# Beveled butt joints?



## DanDaMan (May 17, 2016)

What would it be like to finish beveled butt joints? Would it be easier or what type of complications could arrise from that?


----------



## gazman (Apr 29, 2011)

It is awesome. No down side.


----------



## DanDaMan (May 17, 2016)

Is there any board that comes like that?


----------



## gazman (Apr 29, 2011)

Not that I am aware of. You just create your own.


----------



## cazna (Mar 28, 2010)

Gaz you tease lol


----------



## endo_alley (Nov 2, 2013)

I've been trying to order my sheetrock precut and factory edged all the way around.
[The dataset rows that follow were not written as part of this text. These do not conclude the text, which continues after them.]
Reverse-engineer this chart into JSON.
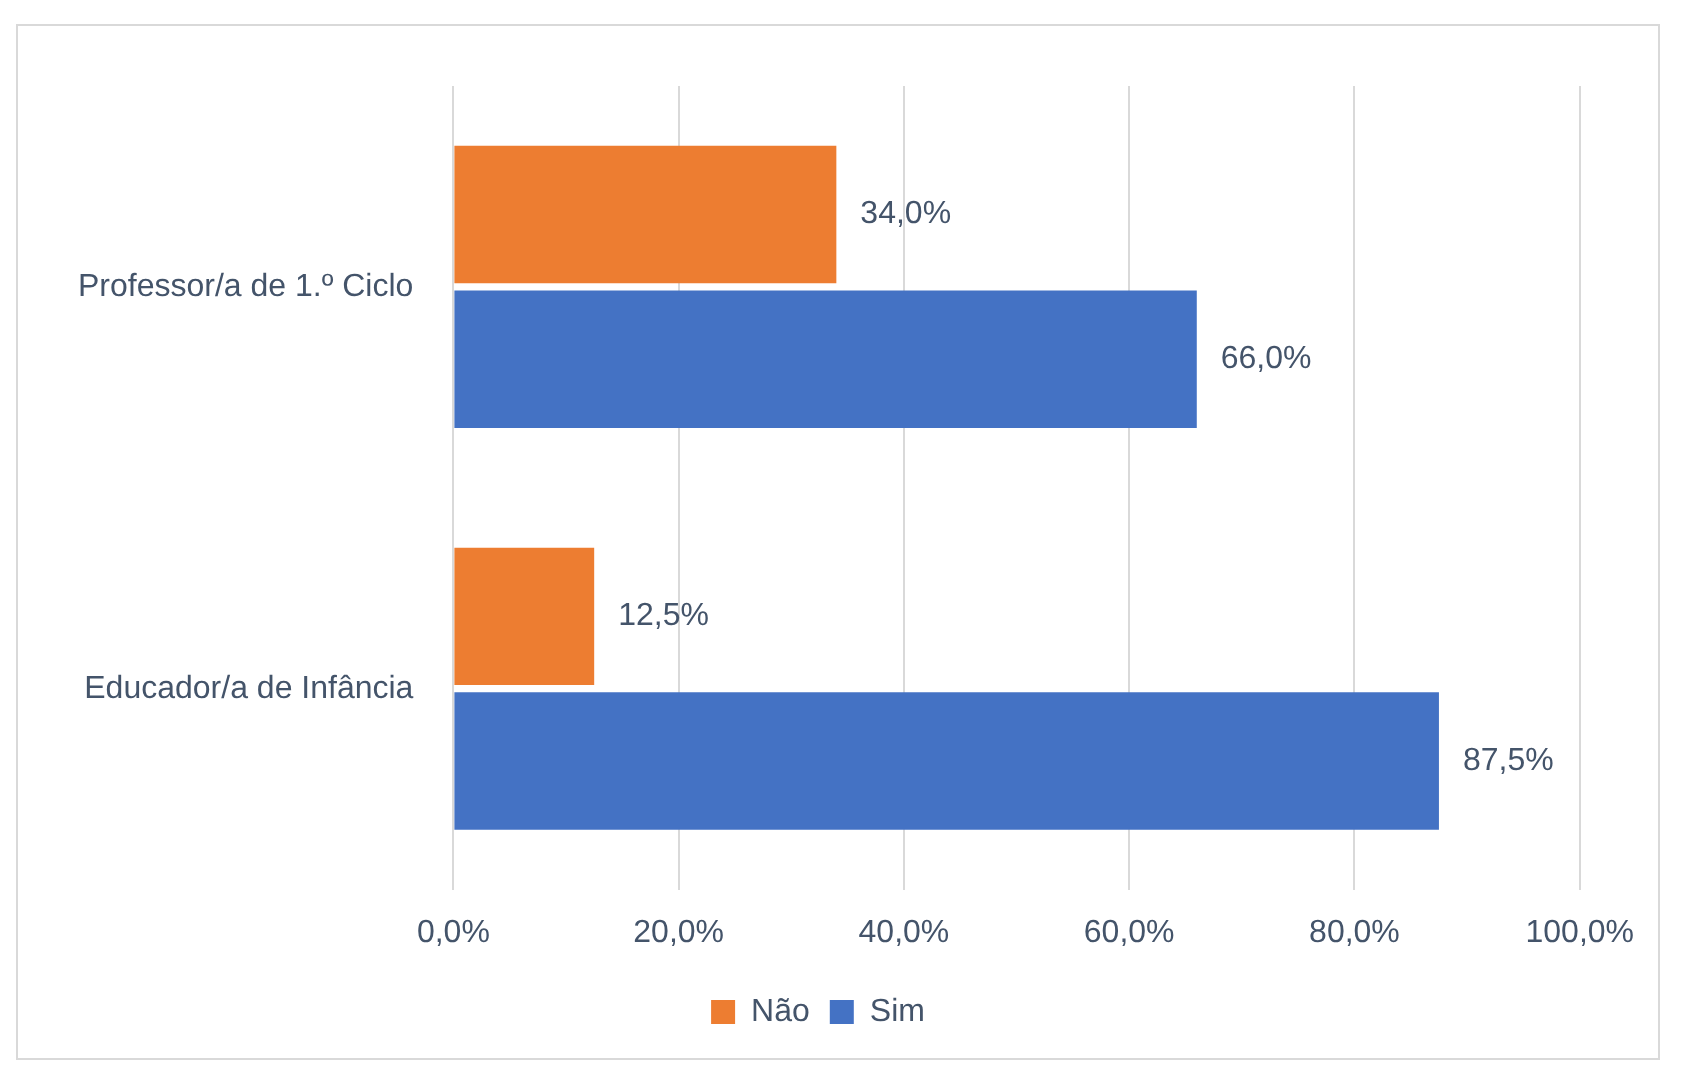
{
  "chart_data": {
    "type": "bar",
    "orientation": "horizontal",
    "categories": [
      "Professor/a de 1.º Ciclo",
      "Educador/a de Infância"
    ],
    "series": [
      {
        "name": "Não",
        "color": "#ed7d31",
        "values": [
          34.0,
          12.5
        ],
        "value_labels": [
          "34,0%",
          "12,5%"
        ]
      },
      {
        "name": "Sim",
        "color": "#4472c4",
        "values": [
          66.0,
          87.5
        ],
        "value_labels": [
          "66,0%",
          "87,5%"
        ]
      }
    ],
    "xlim": [
      0,
      100
    ],
    "xticks": [
      {
        "value": 0,
        "label": "0,0%"
      },
      {
        "value": 20,
        "label": "20,0%"
      },
      {
        "value": 40,
        "label": "40,0%"
      },
      {
        "value": 60,
        "label": "60,0%"
      },
      {
        "value": 80,
        "label": "80,0%"
      },
      {
        "value": 100,
        "label": "100,0%"
      }
    ],
    "grid": "x",
    "legend": "bottom"
  }
}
No luck yet. I'm even having trouble getting pre shimmed lumber lately.


----------



## Geoff1234 (May 15, 2016)

There is a product call
Butt board from trimtex you sould check it out https://youtu.be/3z7r2U47CoI


----------



## moore (Dec 2, 2010)

endo_alley said:


> I've been trying to order my sheetrock precut and factory edged all the way around. No luck yet. I'm even having trouble getting pre shimmed lumber lately.


 You poor thang!


----------



## Krsw85 (Jul 20, 2016)

Here is the issue, your cutting a triangle shape into the joint, if it gets hot some day, ac fails, the two sheete grow and the joint give out.


----------



## Krsw85 (Jul 20, 2016)

Your talking like a flat joint? Stand up board sucks, if you know how to finish a nice butt joint. Just keep doing what your doing.


----------